I was convinced the business press would link killing the wheat board with getting rid of supply management, and I wasn't disappointed (pissed off maybe). And notice how in today's (Friday) editorial the Globe calls it "dairy subsidies". In fact it's just the opposite. The consumer pays the full cost at the supermaket checkout, and that consumer dollar is spread fairly between the farmer, processors, and others in the marketing chain. I know supply management isn't perfect, but it's a damn sight better and fairer than most other marketing chains. Do you want ice cream and cheese made from cows that are run harder by bST , the dairy hormone used by most U.S. dairy farmers to increase production because they don't get paid fairly? I could go on.
Were having a cow over dairy subsidies
June 17, 2011 •
The Harper government was right to promise to end the Canadian Wheat Board's export monopoly, in the Speech from the Throne, but that sits oddly with the pledge earlier in the speech to “stand up for Canadian farmers and industries by defending supply management.”
The Wheat Board is considerably less anti-competitive than supply management. As Lawrence Herman, a trade lawyer at Cassels Brock, says, it is “a single-desk seller that competes at world market prices. The supply-managed sectors are totally protected from open market competition.”

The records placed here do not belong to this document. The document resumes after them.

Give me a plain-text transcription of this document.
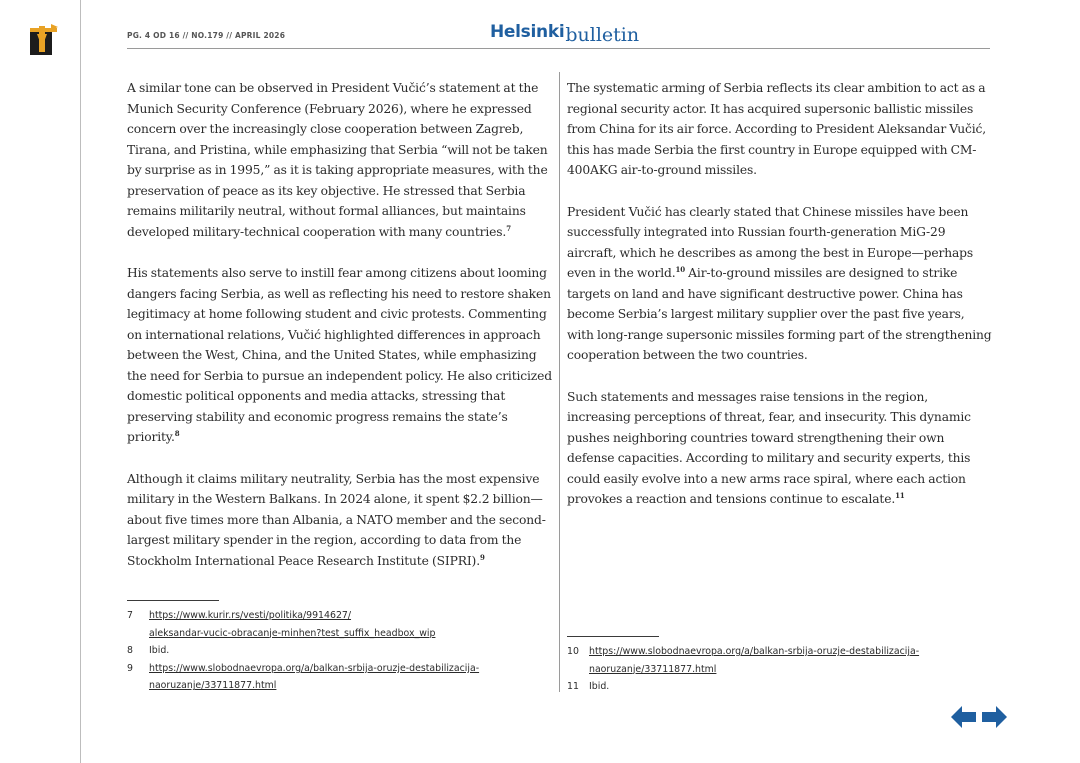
PG. 4 OD 16 // NO.179 // APRIL 2026	Helsinkibulletin

A similar tone can be observed in President Vučić’s statement at the Munich Security Conference (February 2026), where he expressed concern over the increasingly close cooperation between Zagreb, Tirana, and Pristina, while emphasizing that Serbia “will not be taken by surprise as in 1995,” as it is taking appropriate measures, with the preservation of peace as its key objective. He stressed that Serbia remains militarily neutral, without formal alliances, but maintains developed military-technical cooperation with many countries.$^7$

His statements also serve to instill fear among citizens about looming dangers facing Serbia, as well as reflecting his need to restore shaken legitimacy at home following student and civic protests. Commenting on international relations, Vučić highlighted differences in approach between the West, China, and the United States, while emphasizing the need for Serbia to pursue an independent policy. He also criticized domestic political opponents and media attacks, stressing that preserving stability and economic progress remains the state’s priority.$^8$

Although it claims military neutrality, Serbia has the most expensive military in the Western Balkans. In 2024 alone, it spent $2.2 billion—about five times more than Albania, a NATO member and the second-largest military spender in the region, according to data from the Stockholm International Peace Research Institute (SIPRI).$^9$

The systematic arming of Serbia reflects its clear ambition to act as a regional security actor. It has acquired supersonic ballistic missiles from China for its air force. According to President Aleksandar Vučić, this has made Serbia the first country in Europe equipped with CM-400AKG air-to-ground missiles.

President Vučić has clearly stated that Chinese missiles have been successfully integrated into Russian fourth-generation MiG-29 aircraft, which he describes as among the best in Europe—perhaps even in the world.$^{10}$ Air-to-ground missiles are designed to strike targets on land and have significant destructive power. China has become Serbia’s largest military supplier over the past five years, with long-range supersonic missiles forming part of the strengthening cooperation between the two countries.

Such statements and messages raise tensions in the region, increasing perceptions of threat, fear, and insecurity. This dynamic pushes neighboring countries toward strengthening their own defense capacities. According to military and security experts, this could easily evolve into a new arms race spiral, where each action provokes a reaction and tensions continue to escalate.$^{11}$

7 https://www.kurir.rs/vesti/politika/9914627/
aleksandar-vucic-obracanje-minhen?test_suffix_headbox_wip
8 Ibid.
9 https://www.slobodnaevropa.org/a/balkan-srbija-oruzje-destabilizacija-
naoruzanje/33711877.html
10 https://www.slobodnaevropa.org/a/balkan-srbija-oruzje-destabilizacija-
naoruzanje/33711877.html
11 Ibid.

The Conservatives – a party not long ago accused of free-market dogmatism – made a similar vow to uphold supply management in the election campaign. It is difficult not to infer motives; their position on the Wheat Board attracts support from many prairie farmers, while their position on supply management is meant to win over the well-organized dairy farmers of Ontario and Quebec.
Thanks to supply management, the prices of dairy products in Canada tend to be two or three times higher than in the rest of the world. This regime is aimed at the domestic market. Consequently, the Canadian Dairy Commission (a Crown corporation intended to co-ordinate a bewildering cluster of federal and provincial policies) assigns much lower prices for dairy-product exports, which is a great help to, for example, Canadian makers of frozen pizza, who have American competitors – while makers of fresh pizza in Canada have to overpay for cheese.
This is a classic case of mercantilism; it favours exporters and hurts domestic, Canadian consumers. As Mr. Herman observes, the improvement of Canadian wine producers has shown the benefits of requiring an industry “to modernize and become internationally competitive.” The Conservatives have got their priorities reversed. They should act to end supply management first. The Canadian Wheat Board's export monopoly should end, but it does less harm than dairy protectionism.